3. Postura del puente

Entrenamiento de las partes musculares: cuádriceps, bíceps femoral, gastrocnemio, glúteo mayor, recto abdominal.

Pasos:

1. Acostado, rodillas dobladas, manos a ambos lados del cuerpo.

2. Después de tensar el abdomen, utiliza la fuerza de las caderas, el core y los muslos para arquear el cuerpo hacia arriba.

4. Postura sentada sencilla

Entrenamiento de las partes musculares: cuádriceps, bíceps femoral, gastrocnemio, glúteo mayor, tibial anterior.

Pasos:

1. Coloca tu pie derecho sobre tu pie izquierdo y cruza las piernas.

2. Coloca las manos sobre el pecho y endereza la espalda.

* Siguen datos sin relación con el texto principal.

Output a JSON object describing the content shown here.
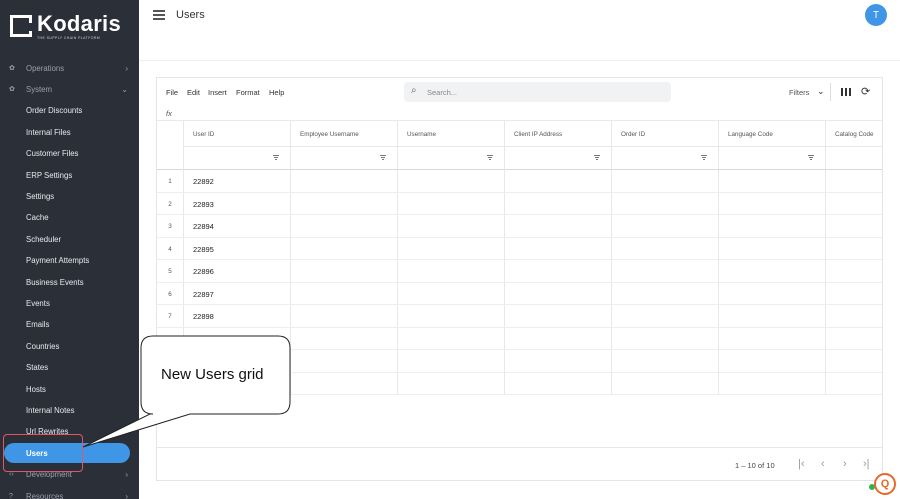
{
  "brand": {
    "name": "Kodaris",
    "tagline": "THE SUPPLY CHAIN PLATFORM"
  },
  "page": {
    "title": "Users"
  },
  "user": {
    "initial": "T"
  },
  "sidebar": {
    "items": [
      {
        "label": "Operations",
        "icon": "gear-icon",
        "parent": true,
        "chevron": "›"
      },
      {
        "label": "System",
        "icon": "gear-icon",
        "parent": true,
        "chevron": "⌄"
      },
      {
        "label": "Order Discounts"
      },
      {
        "label": "Internal Files"
      },
      {
        "label": "Customer Files"
      },
      {
        "label": "ERP Settings"
      },
      {
        "label": "Settings"
      },
      {
        "label": "Cache"
      },
      {
        "label": "Scheduler"
      },
      {
        "label": "Payment Attempts"
      },
      {
        "label": "Business Events"
      },
      {
        "label": "Events"
      },
      {
        "label": "Emails"
      },
      {
        "label": "Countries"
      },
      {
        "label": "States"
      },
      {
        "label": "Hosts"
      },
      {
        "label": "Internal Notes"
      },
      {
        "label": "Url Rewrites"
      },
      {
        "label": "Users",
        "active": true
      },
      {
        "label": "Development",
        "icon": "code-icon",
        "parent": true,
        "chevron": "›"
      },
      {
        "label": "Resources",
        "icon": "help-icon",
        "parent": true,
        "chevron": "›"
      }
    ]
  },
  "toolbar": {
    "menus": [
      "File",
      "Edit",
      "Insert",
      "Format",
      "Help"
    ],
    "search_placeholder": "Search...",
    "filters_label": "Filters",
    "fx_label": "fx"
  },
  "grid": {
    "columns": [
      "User ID",
      "Employee Username",
      "Username",
      "Client IP Address",
      "Order ID",
      "Language Code",
      "Catalog Code"
    ],
    "rows": [
      {
        "num": "1",
        "user_id": "22892"
      },
      {
        "num": "2",
        "user_id": "22893"
      },
      {
        "num": "3",
        "user_id": "22894"
      },
      {
        "num": "4",
        "user_id": "22895"
      },
      {
        "num": "5",
        "user_id": "22896"
      },
      {
        "num": "6",
        "user_id": "22897"
      },
      {
        "num": "7",
        "user_id": "22898"
      },
      {
        "num": "",
        "user_id": ""
      },
      {
        "num": "",
        "user_id": ""
      },
      {
        "num": "",
        "user_id": ""
      }
    ]
  },
  "pagination": {
    "range_text": "1 – 10 of 10"
  },
  "callout": {
    "text": "New Users grid",
    "color": "#e0566b"
  },
  "colors": {
    "sidebar_bg": "#2b2f38",
    "accent": "#3f96e6",
    "help": "#e8692a"
  }
}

5. Postura sentada relámpago

Entrenamiento de las partes musculares: cuádriceps, bíceps femoral, gastrocnemio, tibial anterior.

Pasos:

1. Arrodíllate con los pies y apoya las manos en el suelo.

2. Arrodíllate en el suelo, mueve las piernas hacia afuera cerca de los muslos y coloca las manos sobre los muslos.

6. Ponte de pie e inclínate hacia adelante

Entrenando las partes musculares: glúteo mayor, peroneo largo, deltoides, bíceps femoral, dorsal ancho.

Pasos:

1. Ponte de pie con los pies juntos.

2. Baja lentamente la parte superior del cuerpo. Si no puede agacharse, doble ligeramente las rodillas y coloque las manos detrás de las piernas.

7. Giro sentado

Entrenamiento de las partes musculares: oblicuos externos, recto abdominal, músculos costales, serrato anterior.

Pasos:

1. Siéntate, dobla la rodilla izquierda, estira el pie derecho y apoya las manos detrás de la espalda.

2. Gire la parte superior del cuerpo hacia la derecha, presione suavemente el codo izquierdo sobre la rodilla derecha, apriete el abdomen y mantenga una respiración uniforme.

—Fin—

Practica los movimientos de yoga anteriores para calmar tu mente y concentrarte más.